Usung Konsep Complete Street
Penataan Jalan HR Rasuna Said mengusung konsep complete street. Konsep ini menempatkan semua pengguna jalan—mulai dari pejalan kaki, pesepeda, pengguna kendaraan pribadi, hingga penyandang disabilitas—sebagai prioritas dalam desain ruang jalan.
Fasilitas yang akan dibangun meliputi:
-
Trotoar yang nyaman dan estetis
-
Aksesibilitas bagi penyandang disabilitas
-
Jalur sepeda
-
Taman dan ruang hijau
-
Manhole utilitas terpadu
-
Saluran air dan sistem drainase
-
Fasilitas penyeberangan
-
Penerangan Jalan Umum (PJU)
Dengan konsep tersebut, kawasan Rasuna Said yang dikenal sebagai pusat perkantoran dan bisnis di Jakarta diharapkan menjadi koridor yang lebih tertata, aman, sekaligus ramah lingkungan.

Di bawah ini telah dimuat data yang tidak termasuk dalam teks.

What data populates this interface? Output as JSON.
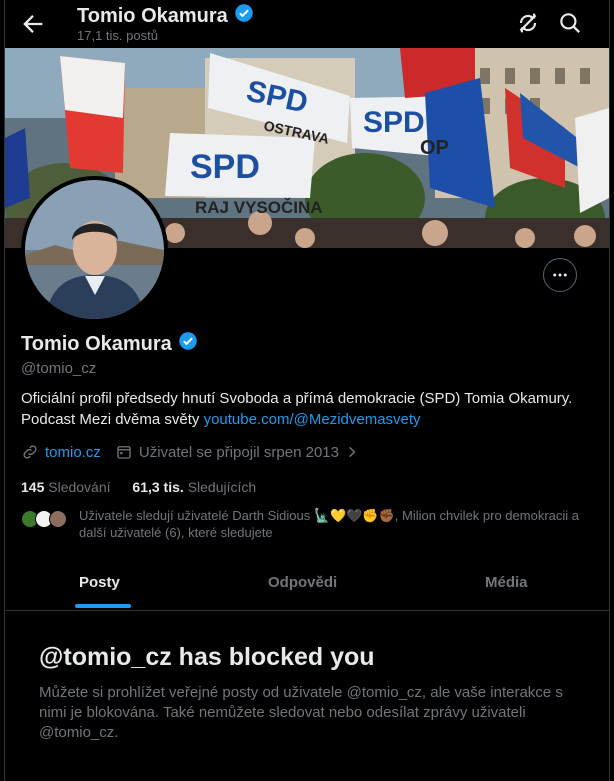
{
  "topbar": {
    "name": "Tomio Okamura",
    "posts_count": "17,1 tis. postů"
  },
  "banner": {
    "flag_texts": [
      "SPD",
      "OSTRAVA",
      "SPD",
      "OP",
      "SPD",
      "RAJ VYSOČINA"
    ]
  },
  "profile": {
    "name": "Tomio Okamura",
    "handle": "@tomio_cz",
    "bio_line1": "Oficiální profil předsedy hnutí Svoboda a přímá demokracie (SPD) Tomia Okamury.",
    "bio_line2_prefix": "Podcast Mezi dvěma světy ",
    "bio_link": "youtube.com/@Mezidvemasvety",
    "website": "tomio.cz",
    "joined": "Uživatel se připojil srpen 2013",
    "following_count": "145",
    "following_label": "Sledování",
    "followers_count": "61,3 tis.",
    "followers_label": "Sledujících",
    "known_followers": "Uživatele sledují uživatelé Darth Sidious 🗽💛🖤✊✊🏾, Milion chvilek pro demokracii a další uživatelé (6), které sledujete"
  },
  "tabs": [
    {
      "label": "Posty",
      "active": true
    },
    {
      "label": "Odpovědi",
      "active": false
    },
    {
      "label": "Média",
      "active": false
    }
  ],
  "blocked": {
    "title": "@tomio_cz has blocked you",
    "text": "Můžete si prohlížet veřejné posty od uživatele @tomio_cz, ale vaše interakce s nimi je blokována. Také nemůžete sledovat nebo odesílat zprávy uživateli @tomio_cz."
  },
  "colors": {
    "accent": "#1d9bf0",
    "background": "#000000",
    "muted": "#71767b",
    "text": "#e7e9ea"
  }
}
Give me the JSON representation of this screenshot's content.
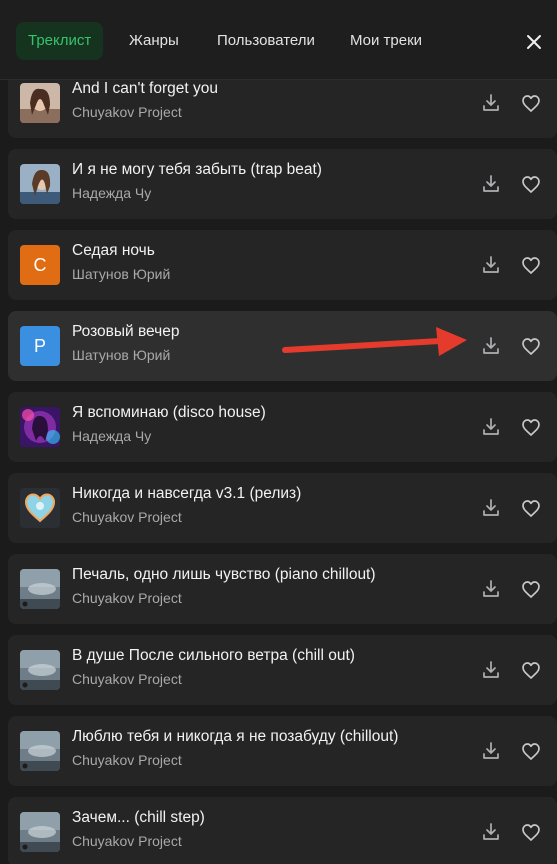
{
  "tabs": [
    {
      "label": "Треклист",
      "active": true
    },
    {
      "label": "Жанры",
      "active": false
    },
    {
      "label": "Пользователи",
      "active": false
    },
    {
      "label": "Мои треки",
      "active": false
    }
  ],
  "close_icon": "close-icon",
  "colors": {
    "accent": "#34c46a",
    "annotation_arrow": "#e53b2c",
    "cover_c": "#e06d14",
    "cover_p": "#3b8fe0"
  },
  "tracks": [
    {
      "title": "And I can't forget you",
      "artist": "Chuyakov Project",
      "cover": "photo-woman"
    },
    {
      "title": "И я не могу тебя забыть (trap beat)",
      "artist": "Надежда Чу",
      "cover": "photo-woman"
    },
    {
      "title": "Седая ночь",
      "artist": "Шатунов Юрий",
      "cover": "letter",
      "cover_letter": "С"
    },
    {
      "title": "Розовый вечер",
      "artist": "Шатунов Юрий",
      "cover": "letter",
      "cover_letter": "Р"
    },
    {
      "title": "Я вспоминаю (disco house)",
      "artist": "Надежда Чу",
      "cover": "art-neon"
    },
    {
      "title": "Никогда и навсегда v3.1 (релиз)",
      "artist": "Chuyakov Project",
      "cover": "art-heart"
    },
    {
      "title": "Печаль, одно лишь чувство (piano chillout)",
      "artist": "Chuyakov Project",
      "cover": "art-sky"
    },
    {
      "title": "В душе После сильного ветра (chill out)",
      "artist": "Chuyakov Project",
      "cover": "art-sky"
    },
    {
      "title": "Люблю тебя и никогда я не позабуду (chillout)",
      "artist": "Chuyakov Project",
      "cover": "art-sky"
    },
    {
      "title": "Зачем... (chill step)",
      "artist": "Chuyakov Project",
      "cover": "art-sky"
    }
  ],
  "row_icons": {
    "download": "download-icon",
    "like": "heart-icon"
  }
}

Dikerjakan Malam Hari, Ada Penutupan Sebagian Jalan
Untuk meminimalkan gangguan lalu lintas, pekerjaan dilakukan pada malam hari. Meski demikian, selama tahap penataan berlangsung akan diberlakukan penutupan sebagian jalan di titik-titik pengerjaan.
“Kami mengimbau kepada masyarakat, khususnya pengguna jalan untuk selalu waspada dan berhati-hati saat melintas di Jalan HR Rasuna Said selama progres penataan kawasan berlangsung,” tandasnya.
Pemprov DKI juga menyampaikan permohonan maaf atas ketidaknyamanan yang mungkin dirasakan pengguna jalan selama proyek berlangsung.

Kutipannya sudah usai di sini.